4 Novembre festa dell’Unità nazionale e delle Forze Armate. Fino al 1977 si faceva festa anche nelle scuole e nella pubblica amministrazione, ed era solo festa bellica.
Nel frattempo, dal 1 gennaio 2005, con l’abolizione della coscrizione militare obbligatoria, finì l’incubo di molti giovani che il militare giustamente (si gozzovigliava con compiti inutili sia militarmente che civilmente, strappati dai propri territori) non volevano farlo (“Non festa ma lutto” perché festeggiava la carneficina della prima guerra mondiale). Tappa finale dopo l’introduzione nel 1972 dell’obiezione di coscienza, molto sofferta (galere e galere) per chi vi contribuì sia per motivi politici che religiosi.
Da allora la funzione delle Forze Armate è decisamente cambiata: non più di popolo ma di professionisti.

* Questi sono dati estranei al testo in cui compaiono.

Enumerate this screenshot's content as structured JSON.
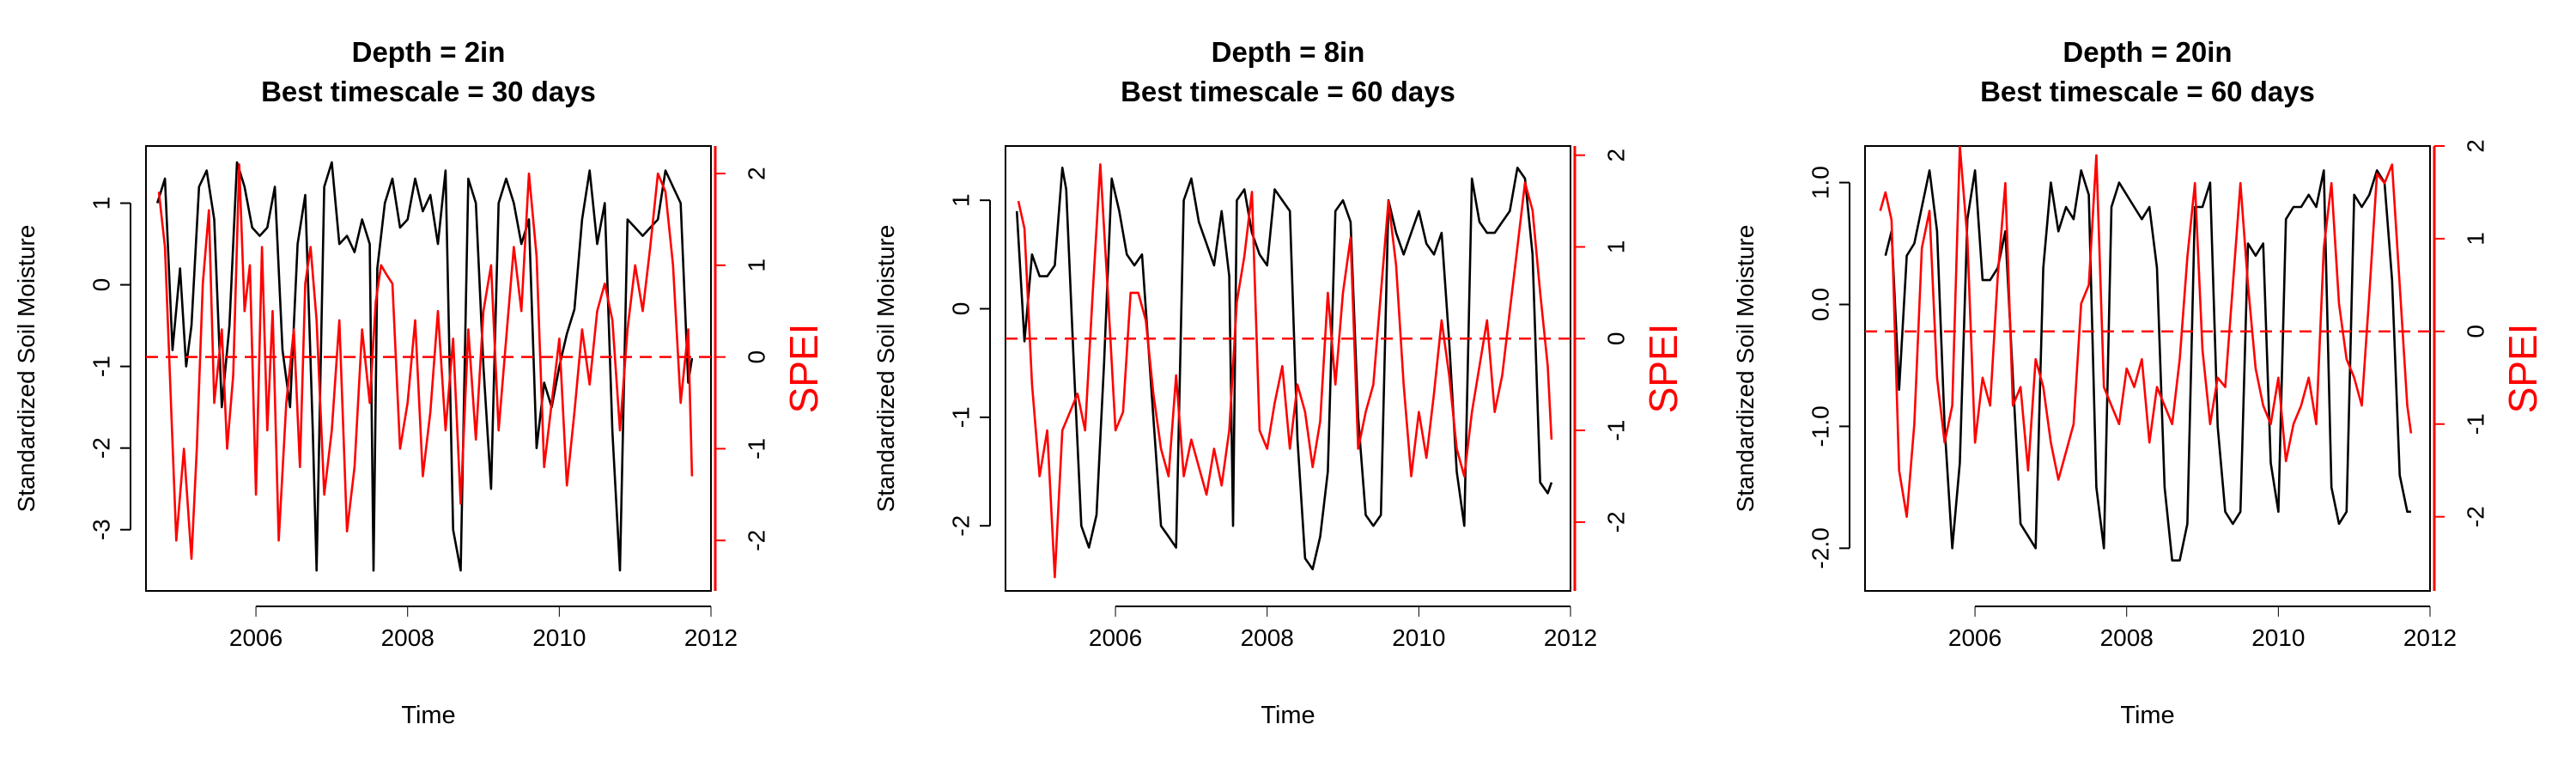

E – conseguenza – mentre prima le FFAA venivano giustamente apostrofate, in Italia e nel mondo, come “quelle di Franceschiello” una sorta di barzelletta organizzativa e gerarchica ereditata dal fascismo, l’organizzazione militare italiana fece un salto di qualità. Non dovendo più far finta di essere a difesa di patria e confini (molta immaginazione più che realtà, purtroppo ancora presente in alcune ideologie tipo “dio, patria e famiglia”), i militari italiani sono specializzati nelle forze di pace internazionale, con funzioni soprattutto dissuasive e non aggressive.
Oggi quindi, festeggiamo questi militari e questa organizzazione.
Se sentiamo altri approcci… legittimi, ma retorici.
Oggi le FFAA non sono più l’esaltazione maschia del nazionalismo, ma una delle strutture dello Stato per far fronte ai problemi dell’oggi coi metodi dell’oggi. Per questo ci sembrano inutili e pericolose alcune proposte per la reintroduzione della leva obbligatoria: non c’è bisogno di baionette, ma di intelligenze, professionisti, lavoratori che fanno funzionare una struttura al pari di quella economica e sociale.
Politicamente lavorando per una riforma radicale dell’Unione Europea, quella che alcuni chiamano Stati Uniti d’Europa dove – sempre forze armate professionali – anche la politica militare sia al pari di quella economica, così come più volte auspicato dal presidente della Repubblica Sergio Mattarella.
Ché questa è oggi la dimensione dei nostri confini, non a caso minacciata dall’invasione russa dell’Ucraina dove, il Paese di Zelensky rappresenta non solo un baluardo per se stesso, ma per tutta l’Europa. Dentro i cui “confini”, non a caso c’è una lunga lista d’attesa per entrarvi (non solo Ucraina, ma Moldavia, Georgia, Turchia e diversi Paesi dei Balcani, financo Israele): a nostro avviso, troppo sottovalutata rispetto alla potenza politica ed economica che ne deriverebbe. Questa sì, una sicurezza, non certo per “dio, patria e famiglia”, ma presa d’atto delle nostre diversità per meglio organizzare la costruzione delle nostre felicità.